Another option is to redirect a portion of the treasury’s interest to a “distributor” contract that distributes that given interest to stakers instead of directly distributing the earned aTokens. Thus, as the treasury grows, so too do the stakers’ incentives. I’m not too familiar on the feasibility of a system like this, but I’m sure it’s possible.
Honestly I’m just having a brain dump here… I tend to get ahead of myself. I love where this is going and 100% support the proposal.
This is a really cool proposition, can’t wait to vote yes for this :D
As mentioned above, there is so much that can be done with a tresaury.
One part of the proposition we made with @EmmanuelD also cover this topic :
The idea of the treasury is to get a DAO growing fund in addition to the ecosystem reserve. The first fees generated will start generate interests with a farming strategy allowing the DAO to compound interests earned in order to fill the treasury faster.
Incentivize Devs building up on top of Aave
Incentivize Non Devs community members
Additional Safety in case of short fall event
Additional Incentive for stakers
Create a DAO farming fund with credit delegation
As the funds will rise every time with compounding, the interest could be used like this:
some interests used to buy AAVE and send it to stakers, creating a bullish pressure on the price
some interests compounded to always raise treasury
*some interests for stakers so they could receive stablecoins or even atokens for exemple, which would increase HF’s stakers.
Regarding the burn, i also think it’s not the most efficient solution, as we are able to use value in $AAVE as a collateral, in a farming strategy or else, and i would be glad that remaining $Lend be used to start a DAO fund that would increase over time.
I definitely agree with this proposal.
A treasury is way better and way stronger for the aave environment. The possibilities are huge, even though I don’t know everything we could do. But using the funds for liquidity e.g. for new token that have been listed would be great. To incentive borrower and also lender to get into this asset. Also using this for Liquidity in New markets like Set market could be possible. So yes definitely behind this proposal. Burning is way to short term and only for people looking for a price spike. This model is outdated and now worthy at all. If you don’t believe me check CHSB and BEST token burnings. Look how much was burned and what it did to the price.

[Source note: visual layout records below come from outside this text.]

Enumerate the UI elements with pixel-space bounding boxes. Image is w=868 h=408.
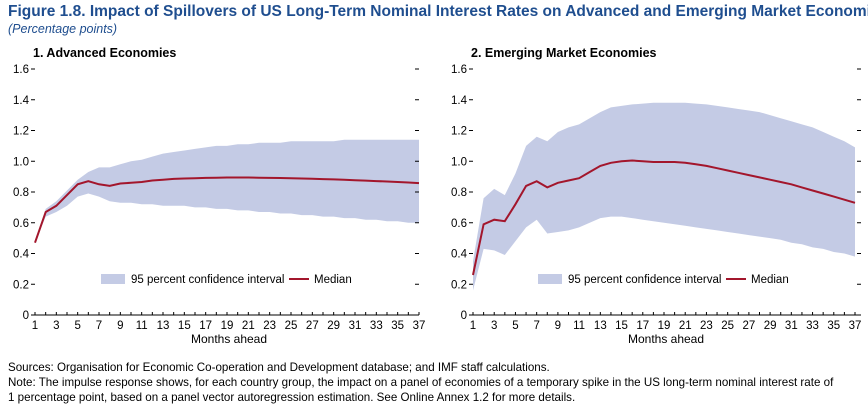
x-tick-label: 13 [594, 320, 607, 332]
x-tick-label: 25 [721, 320, 734, 332]
y-tick-label: 0.2 [451, 279, 467, 291]
x-tick-label: 15 [178, 320, 191, 332]
median-line [34, 176, 420, 244]
x-tick-label: 21 [242, 320, 255, 332]
x-tick-label: 31 [349, 320, 362, 332]
x-tick-label: 11 [136, 320, 148, 332]
x-tick-label: 37 [849, 320, 862, 332]
x-tick-label: 5 [512, 320, 518, 332]
x-tick-label: 27 [306, 320, 319, 332]
y-tick-label: 1.4 [13, 95, 30, 107]
x-tick-label: 17 [199, 320, 212, 332]
figure-title: Figure 1.8. Impact of Spillovers of US L… [8, 3, 868, 20]
legend-band-swatch [538, 274, 562, 284]
legend-median-label: Median [751, 274, 789, 286]
y-tick-label: 0.8 [451, 187, 467, 199]
figure-subtitle: (Percentage points) [8, 22, 118, 36]
x-tick-label: 15 [615, 320, 628, 332]
x-axis-label: Months ahead [628, 332, 704, 346]
note-line-2: 1 percentage point, based on a panel vec… [8, 391, 576, 404]
x-tick-label: 25 [285, 320, 298, 332]
x-tick-label: 11 [573, 320, 585, 332]
x-tick-label: 9 [117, 320, 123, 332]
y-tick-label: 1.0 [451, 156, 467, 168]
legend-median-label: Median [314, 274, 352, 286]
x-tick-label: 1 [470, 320, 476, 332]
y-tick-label: 1.4 [451, 95, 468, 107]
x-tick-label: 9 [555, 320, 561, 332]
confidence-band [35, 139, 419, 243]
panel-title: 1. Advanced Economies [33, 46, 176, 60]
x-tick-label: 35 [391, 320, 404, 332]
y-tick-label: 0.2 [13, 279, 29, 291]
note-line-1: Note: The impulse response shows, for ea… [8, 376, 834, 389]
x-tick-label: 3 [491, 320, 497, 332]
x-tick-label: 19 [221, 320, 234, 332]
x-tick-label: 21 [679, 320, 692, 332]
y-tick-label: 1.6 [451, 64, 467, 76]
chart-panel-2: 2. Emerging Market Economies 0 0.2 0.4 0.6 0.… [451, 46, 861, 346]
chart-panel-1: 1. Advanced Economies 0 0.2 0.4 0.6 0.8 1.0 1.2… [13, 46, 425, 346]
x-tick-label: 35 [827, 320, 840, 332]
y-tick-label: 0.8 [13, 187, 29, 199]
x-tick-label: 7 [96, 320, 102, 332]
y-tick-label: 1.6 [13, 64, 29, 76]
x-tick-label: 31 [785, 320, 798, 332]
confidence-band [473, 102, 855, 291]
x-tick-label: 29 [327, 320, 340, 332]
figure-notes: Sources: Organisation for Economic Co-op… [8, 360, 858, 405]
chart-legend: 95 percent confidence interval Median [101, 274, 352, 286]
y-tick-label: 0.4 [13, 249, 30, 261]
y-tick-label: 1.0 [13, 156, 29, 168]
x-tick-label: 1 [32, 320, 38, 332]
y-tick-label: 0 [461, 310, 467, 322]
x-tick-label: 33 [370, 320, 383, 332]
legend-band-swatch [101, 274, 125, 284]
legend-band-label: 95 percent confidence interval [131, 274, 284, 286]
x-tick-label: 33 [806, 320, 819, 332]
y-tick-label: 0.4 [451, 249, 468, 261]
x-tick-label: 3 [53, 320, 59, 332]
x-axis-label: Months ahead [191, 332, 267, 346]
y-tick-label: 1.2 [13, 126, 29, 138]
y-tick-label: 0 [23, 310, 29, 322]
sources-note: Sources: Organisation for Economic Co-op… [8, 361, 550, 374]
x-tick-label: 13 [157, 320, 170, 332]
x-tick-label: 23 [263, 320, 276, 332]
x-tick-label: 7 [533, 320, 539, 332]
y-tick-label: 0.6 [451, 218, 467, 230]
y-tick-label: 0.6 [13, 218, 29, 230]
legend-band-label: 95 percent confidence interval [568, 274, 721, 286]
x-tick-label: 19 [658, 320, 671, 332]
median-line [472, 159, 856, 276]
panel-title: 2. Emerging Market Economies [471, 46, 657, 60]
chart-legend: 95 percent confidence interval Median [538, 274, 789, 286]
y-tick-label: 1.2 [451, 126, 467, 138]
x-tick-label: 17 [636, 320, 649, 332]
x-tick-label: 23 [700, 320, 713, 332]
x-tick-label: 29 [764, 320, 777, 332]
x-tick-label: 27 [742, 320, 755, 332]
charts-canvas: 1. Advanced Economies 0 0.2 0.4 0.6 0.8 1.0 1.2… [13, 46, 861, 346]
x-tick-label: 5 [74, 320, 80, 332]
x-tick-label: 37 [413, 320, 426, 332]
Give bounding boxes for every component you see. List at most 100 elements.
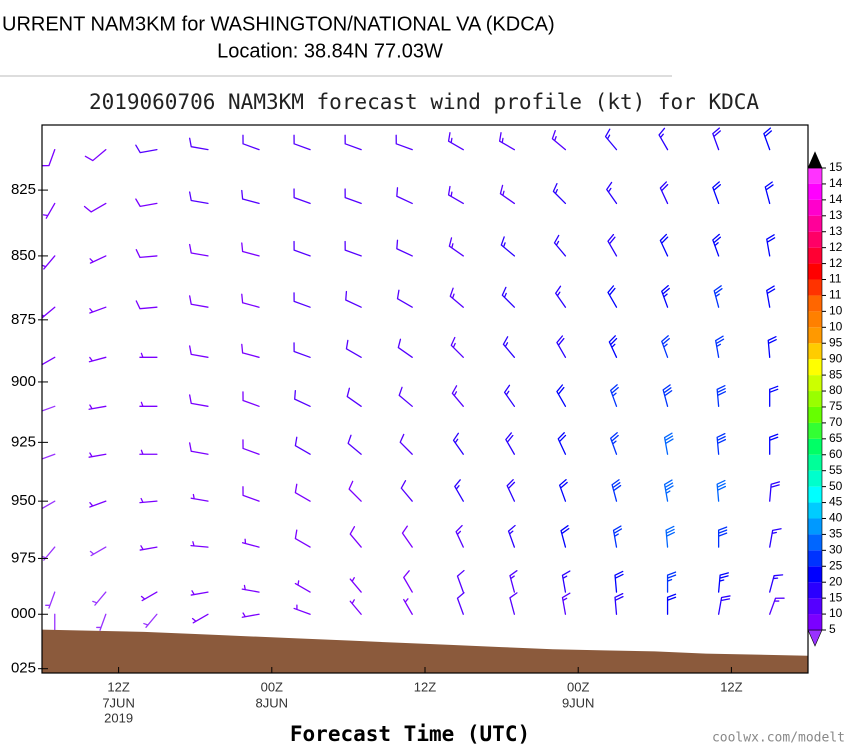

Agree with this proposal. Burning doesn’t make sense now as AAVE is a capital asset which its value should ultimately determined by the value of Aave protocol and the future earnings accrue to token holders that participate in staking and governance.
Messari’s research on rethinking capital allocation is a very good read on this.
I do like the SNX parallel that could easily be adopted as part of future governance. Obviously this couldn’t be done in exactly the same manner but it makes for interesting discussion. I also appreciate the interest in incentivizing other synergistic opportunities for the protocol as the crypto space matures.
I would love to see the aTokens focused in trustless stablecoins to help bootstrap these decentralized stablecoins as they develop and compete with CBDC and more trusted stable coins.
In favor. Buyback-and-burn misses an opportunity to grow the ecosystem and has a weak effect on valuation given the market nascency and volatility.
This change should be accompanied by some thinking around how to maintain high-quality and safe capital allocation by the community over the long term.
Looks like the community is largely in favor of the idea.
I created a draft AIP (AIP-2) can be read here
The idea is to keep to implementation as simple as possible. So the assets collected will simply be deposited in the protocol to obtain aTokens, and afterwards moved to the AAVE reserve contract.
I think there is time for subsequent AIPs to evaluate what’s the best reinvestment strategy for the treasury for the sake of the AAVE ecosystem.
Growing a community-governed treasury makes 100x more sense than burning a legacy token which will likely not be migrated if it hasn’t been migrated already.